The ability for Matan Torah to do this, must have come from the Avos. After all, "Ma'ase Avos Siman L'Banim". The power for anything we do. comes from our Avos.

The union of Yitzchak and Rivkah was exactly this. It gave the ability for the Highest levels to unite with the Lowest.
Yitzchak was the highest level possible for a person to be. After he was brought on the altar, even though he was not actually sacrificed, our sages tell us that Yitzchak acquired the status of an "Olah Temimah", an offering that is totally for Hashem. For all other types of karbanos, the Kohanim were able to eat different parts of the animal. The olah offering, however, was entirely consumed by the fire. No part was allowed to be eaten, for it was entirely for Hashem. Yitzchak was then too holy to even leave Eretz Yisroel.
Yitzchak also had the high quality of being circumcised at 8 days old, and also of growing up in the righteous house of his parents, Avraham and Sarah.

If Yitzchak represented everything spiritual, and the highest levels, then Rivkah was the exact opposite.
Rivkah is called, "A rose among thorns", and for good reason. She lived outside of Eretz Yisroel, in Padan Aram. Her family was literally: evil. Her father Besual tried to poison Eliezer, and we all know how her brother Lavan treated her future son, Yaakov.

.....Now we can start answering some other questions!
Answer: Now it's very obvious why the story of their shidduch is stressed so much, in the Torah.
Answer: We can also understand why Eliezer was answered immediately, like Moshe and Shlomo HaMelech. It didn't really have to do with who was davening, rather what they were davening for.

The closer you are to a person, the less space there is in between. If you are receiving something from him, then less space also equals less time for the transfer to take place.

The closer you are to G-d, the faster your prayers are answered. Eliezer was not as holy and as G-dly as Moshe and Shlomo, but he didn't have to be in order to be answered immediately. What mattered was the subject matter of his prayers.

What were all three of these Tzadikim praying for? (I know, I know, another question. Just bear with me...)
They were praying for a revelation of G-dliness to unite with with the physical realm:
Moshe was praying for Hashem to create a new creation to destroy Korach's rebellion.
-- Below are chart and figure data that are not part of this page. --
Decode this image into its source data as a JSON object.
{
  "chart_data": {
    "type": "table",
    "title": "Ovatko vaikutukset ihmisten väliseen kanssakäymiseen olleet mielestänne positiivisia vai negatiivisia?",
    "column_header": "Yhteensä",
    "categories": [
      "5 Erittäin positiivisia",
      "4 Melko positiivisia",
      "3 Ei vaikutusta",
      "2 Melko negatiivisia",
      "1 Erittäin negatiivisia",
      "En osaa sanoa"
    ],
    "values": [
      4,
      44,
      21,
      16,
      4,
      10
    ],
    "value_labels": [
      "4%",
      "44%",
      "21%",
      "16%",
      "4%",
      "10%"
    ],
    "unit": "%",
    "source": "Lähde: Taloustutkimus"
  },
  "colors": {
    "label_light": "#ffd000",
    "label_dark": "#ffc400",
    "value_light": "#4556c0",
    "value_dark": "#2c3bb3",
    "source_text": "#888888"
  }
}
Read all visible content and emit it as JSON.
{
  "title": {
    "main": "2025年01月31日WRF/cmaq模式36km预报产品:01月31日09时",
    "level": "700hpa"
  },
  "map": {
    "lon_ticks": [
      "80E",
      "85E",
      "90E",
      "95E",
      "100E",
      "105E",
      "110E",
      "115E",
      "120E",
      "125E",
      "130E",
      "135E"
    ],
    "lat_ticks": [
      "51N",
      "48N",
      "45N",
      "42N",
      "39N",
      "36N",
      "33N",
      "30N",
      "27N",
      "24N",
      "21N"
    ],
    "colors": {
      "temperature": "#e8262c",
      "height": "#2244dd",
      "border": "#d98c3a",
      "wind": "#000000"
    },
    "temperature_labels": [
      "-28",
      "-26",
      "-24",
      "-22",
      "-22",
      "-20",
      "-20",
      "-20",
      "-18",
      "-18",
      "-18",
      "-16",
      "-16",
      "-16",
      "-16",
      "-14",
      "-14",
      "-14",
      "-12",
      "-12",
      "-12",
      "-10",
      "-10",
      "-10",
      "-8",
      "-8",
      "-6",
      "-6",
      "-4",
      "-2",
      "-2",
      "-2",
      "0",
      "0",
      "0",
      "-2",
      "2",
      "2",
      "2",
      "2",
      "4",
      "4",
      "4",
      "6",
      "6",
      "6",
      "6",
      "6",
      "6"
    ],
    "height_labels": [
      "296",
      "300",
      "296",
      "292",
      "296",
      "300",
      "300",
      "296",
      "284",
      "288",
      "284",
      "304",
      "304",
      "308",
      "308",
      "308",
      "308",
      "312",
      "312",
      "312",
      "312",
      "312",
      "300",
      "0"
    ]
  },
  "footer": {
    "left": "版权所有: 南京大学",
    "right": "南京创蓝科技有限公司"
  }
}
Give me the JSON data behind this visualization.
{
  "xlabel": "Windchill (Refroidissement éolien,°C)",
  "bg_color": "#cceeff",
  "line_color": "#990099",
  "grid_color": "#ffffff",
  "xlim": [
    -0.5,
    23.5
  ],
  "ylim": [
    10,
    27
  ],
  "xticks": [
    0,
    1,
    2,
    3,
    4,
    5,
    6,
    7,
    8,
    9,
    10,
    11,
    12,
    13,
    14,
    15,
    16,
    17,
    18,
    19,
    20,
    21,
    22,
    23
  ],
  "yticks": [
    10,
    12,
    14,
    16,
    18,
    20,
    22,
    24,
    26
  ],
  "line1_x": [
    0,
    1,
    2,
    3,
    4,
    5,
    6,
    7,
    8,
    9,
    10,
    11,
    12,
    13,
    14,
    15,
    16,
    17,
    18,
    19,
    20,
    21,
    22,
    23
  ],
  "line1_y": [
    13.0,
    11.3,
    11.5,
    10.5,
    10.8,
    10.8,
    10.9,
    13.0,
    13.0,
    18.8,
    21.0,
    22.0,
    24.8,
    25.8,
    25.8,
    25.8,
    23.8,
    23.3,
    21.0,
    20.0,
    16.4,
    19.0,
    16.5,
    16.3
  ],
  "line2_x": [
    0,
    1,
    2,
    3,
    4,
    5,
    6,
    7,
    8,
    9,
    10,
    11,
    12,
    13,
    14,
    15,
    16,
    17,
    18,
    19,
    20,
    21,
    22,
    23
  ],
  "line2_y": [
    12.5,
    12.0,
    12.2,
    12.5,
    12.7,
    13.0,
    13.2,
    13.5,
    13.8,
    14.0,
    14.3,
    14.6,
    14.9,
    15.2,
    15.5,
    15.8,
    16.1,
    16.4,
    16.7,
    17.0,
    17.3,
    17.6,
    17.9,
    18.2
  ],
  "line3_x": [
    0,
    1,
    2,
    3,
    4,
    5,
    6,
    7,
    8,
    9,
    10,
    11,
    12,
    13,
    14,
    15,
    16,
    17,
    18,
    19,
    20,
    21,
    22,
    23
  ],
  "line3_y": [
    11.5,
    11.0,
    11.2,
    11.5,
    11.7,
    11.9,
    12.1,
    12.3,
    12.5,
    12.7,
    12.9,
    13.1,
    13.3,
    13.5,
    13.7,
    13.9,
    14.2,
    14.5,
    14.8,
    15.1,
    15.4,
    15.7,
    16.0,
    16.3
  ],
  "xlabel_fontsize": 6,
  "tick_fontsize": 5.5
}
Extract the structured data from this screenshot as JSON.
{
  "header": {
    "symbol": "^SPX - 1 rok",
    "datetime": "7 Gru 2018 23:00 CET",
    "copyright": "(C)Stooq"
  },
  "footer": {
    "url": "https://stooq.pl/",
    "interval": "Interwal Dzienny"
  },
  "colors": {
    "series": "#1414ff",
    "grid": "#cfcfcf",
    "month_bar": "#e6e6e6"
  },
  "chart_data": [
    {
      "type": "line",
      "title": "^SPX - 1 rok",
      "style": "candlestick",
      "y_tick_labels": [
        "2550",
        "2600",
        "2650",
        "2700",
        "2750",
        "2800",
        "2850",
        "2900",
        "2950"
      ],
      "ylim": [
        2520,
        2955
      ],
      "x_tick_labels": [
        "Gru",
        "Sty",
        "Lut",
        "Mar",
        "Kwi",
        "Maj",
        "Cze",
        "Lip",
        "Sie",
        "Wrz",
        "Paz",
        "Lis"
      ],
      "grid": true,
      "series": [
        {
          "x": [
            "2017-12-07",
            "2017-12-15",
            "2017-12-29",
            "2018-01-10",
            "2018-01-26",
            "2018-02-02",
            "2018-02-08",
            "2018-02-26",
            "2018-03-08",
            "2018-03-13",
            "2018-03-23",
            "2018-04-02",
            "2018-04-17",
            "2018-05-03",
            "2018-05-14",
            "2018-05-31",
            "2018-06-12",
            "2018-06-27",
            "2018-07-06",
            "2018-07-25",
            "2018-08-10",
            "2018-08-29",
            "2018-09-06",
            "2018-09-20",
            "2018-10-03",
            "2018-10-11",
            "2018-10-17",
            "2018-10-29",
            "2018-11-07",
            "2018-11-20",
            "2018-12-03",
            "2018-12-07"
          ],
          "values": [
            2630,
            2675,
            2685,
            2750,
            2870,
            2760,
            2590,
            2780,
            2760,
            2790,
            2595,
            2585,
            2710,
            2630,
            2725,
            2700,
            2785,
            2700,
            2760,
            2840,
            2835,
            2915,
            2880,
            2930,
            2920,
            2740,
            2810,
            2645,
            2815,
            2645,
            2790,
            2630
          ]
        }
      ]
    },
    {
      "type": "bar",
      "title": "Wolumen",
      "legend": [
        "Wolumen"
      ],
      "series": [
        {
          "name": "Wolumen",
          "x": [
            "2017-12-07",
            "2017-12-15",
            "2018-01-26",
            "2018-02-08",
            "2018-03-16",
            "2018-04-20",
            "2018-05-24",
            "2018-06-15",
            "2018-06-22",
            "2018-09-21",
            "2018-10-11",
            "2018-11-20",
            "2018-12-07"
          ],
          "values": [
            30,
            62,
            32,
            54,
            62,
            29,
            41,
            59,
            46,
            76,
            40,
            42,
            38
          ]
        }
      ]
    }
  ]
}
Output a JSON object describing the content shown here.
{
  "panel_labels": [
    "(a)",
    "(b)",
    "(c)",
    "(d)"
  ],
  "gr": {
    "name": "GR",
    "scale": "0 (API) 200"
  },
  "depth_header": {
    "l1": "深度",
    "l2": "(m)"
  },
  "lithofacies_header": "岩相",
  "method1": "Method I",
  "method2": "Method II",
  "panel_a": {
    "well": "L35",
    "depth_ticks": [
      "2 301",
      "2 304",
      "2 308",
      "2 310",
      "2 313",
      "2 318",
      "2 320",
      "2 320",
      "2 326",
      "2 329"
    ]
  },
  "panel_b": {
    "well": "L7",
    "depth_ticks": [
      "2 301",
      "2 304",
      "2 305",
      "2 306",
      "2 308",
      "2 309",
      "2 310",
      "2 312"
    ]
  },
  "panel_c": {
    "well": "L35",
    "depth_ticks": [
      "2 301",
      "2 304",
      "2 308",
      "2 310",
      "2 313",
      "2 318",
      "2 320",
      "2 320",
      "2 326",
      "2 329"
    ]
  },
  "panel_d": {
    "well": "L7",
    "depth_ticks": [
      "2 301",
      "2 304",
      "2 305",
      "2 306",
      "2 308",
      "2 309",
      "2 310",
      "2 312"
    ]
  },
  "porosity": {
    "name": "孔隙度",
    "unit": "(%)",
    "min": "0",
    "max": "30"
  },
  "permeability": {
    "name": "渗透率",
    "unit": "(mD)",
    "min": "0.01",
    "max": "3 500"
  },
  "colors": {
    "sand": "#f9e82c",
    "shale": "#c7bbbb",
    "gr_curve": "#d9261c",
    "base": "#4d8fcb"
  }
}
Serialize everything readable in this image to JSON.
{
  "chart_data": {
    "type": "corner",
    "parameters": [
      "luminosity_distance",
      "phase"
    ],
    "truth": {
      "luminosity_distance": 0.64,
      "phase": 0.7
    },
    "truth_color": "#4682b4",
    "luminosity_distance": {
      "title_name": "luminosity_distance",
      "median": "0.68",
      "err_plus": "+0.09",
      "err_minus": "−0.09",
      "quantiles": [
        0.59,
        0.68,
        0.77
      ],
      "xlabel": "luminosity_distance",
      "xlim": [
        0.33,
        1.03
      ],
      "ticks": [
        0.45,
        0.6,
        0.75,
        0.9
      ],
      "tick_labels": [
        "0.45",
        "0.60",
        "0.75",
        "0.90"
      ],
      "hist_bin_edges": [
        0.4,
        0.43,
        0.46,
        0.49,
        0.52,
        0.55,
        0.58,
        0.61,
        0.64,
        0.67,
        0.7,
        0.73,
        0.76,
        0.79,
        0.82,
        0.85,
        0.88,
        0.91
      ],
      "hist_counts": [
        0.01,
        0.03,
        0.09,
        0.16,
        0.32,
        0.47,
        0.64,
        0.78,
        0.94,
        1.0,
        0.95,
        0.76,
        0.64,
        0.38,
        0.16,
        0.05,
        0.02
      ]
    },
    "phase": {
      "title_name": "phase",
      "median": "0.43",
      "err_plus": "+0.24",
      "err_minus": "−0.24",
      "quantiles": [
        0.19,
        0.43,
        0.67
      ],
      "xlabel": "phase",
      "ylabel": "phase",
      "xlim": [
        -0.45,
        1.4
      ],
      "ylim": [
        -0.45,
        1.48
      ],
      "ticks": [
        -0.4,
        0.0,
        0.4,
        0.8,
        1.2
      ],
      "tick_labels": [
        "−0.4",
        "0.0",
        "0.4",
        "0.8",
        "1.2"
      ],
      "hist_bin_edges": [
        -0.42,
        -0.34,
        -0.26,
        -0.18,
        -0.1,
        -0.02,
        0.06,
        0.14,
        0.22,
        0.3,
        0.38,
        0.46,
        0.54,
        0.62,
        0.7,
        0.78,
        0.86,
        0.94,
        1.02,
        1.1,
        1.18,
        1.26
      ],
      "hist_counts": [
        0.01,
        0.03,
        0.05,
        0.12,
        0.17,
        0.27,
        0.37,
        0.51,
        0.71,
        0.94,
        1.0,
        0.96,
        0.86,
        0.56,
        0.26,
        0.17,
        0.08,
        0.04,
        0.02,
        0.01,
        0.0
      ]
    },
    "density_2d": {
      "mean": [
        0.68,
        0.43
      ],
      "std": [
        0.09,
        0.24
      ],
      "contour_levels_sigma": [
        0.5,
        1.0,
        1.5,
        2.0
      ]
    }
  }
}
Moshe was praying for Hashem to create a sign that everything Moshe did, was because Hashem had told him so. It would prove that Moshe was a Prophet. That he was united with G-d. That G-d unites with Man.
Shlomo was praying for Hashem to reside in the Beis Hamikdash that he had built for Him. After he prayed, G-d sent a Heavenly fire down onto the mizbeich. The Beis Hamikdash was a revelation of G-dliness, uniting with the World. The physical area of the Beis Hamikdash forever changed, and to this day carries its Kedusha.

Elizer was praying for the greatest revelation of G-d's unity in creation: that which was accomplished through Matan Torah, but started with the marriage of Yitzchak and Rivkah.

One last question: Why was Eliezer answered before he actually finished davening? Moshe and Shlomo were indeed answered immediately, but only once they had finished davening!

Answer: The unity caused by Torah is the greatest of the three that Eliezer, Moshe, and Shlomo were davening for. We see this clearly: although a prophet is connected with G-d, it is only for certain amounts of time that he sees the prophecy. The prophet has his own existence outside of the prophecy, etc. The Beis Hamikdash, although its Kedusha remains forever on the Har HaBayis, was destroyed.
Torah, however, is eternal. The Rambam writes how the Torah will never change. Nothing will be added or removed, chas v'shalom.
The connection between man and G-d effected by Torah is also much deeper than without the Torah.

That is why Eliezer was answered even before he finished. The subject matter at hand was so one with G-d, there was no delay whatsoever.


This was all freely adapted from the Rebbe's sicha, printed in Likkutei Sichos, Chelek Chof, on Parshas Chayei Sara, Sicha Gimmel. Printed by Kehos.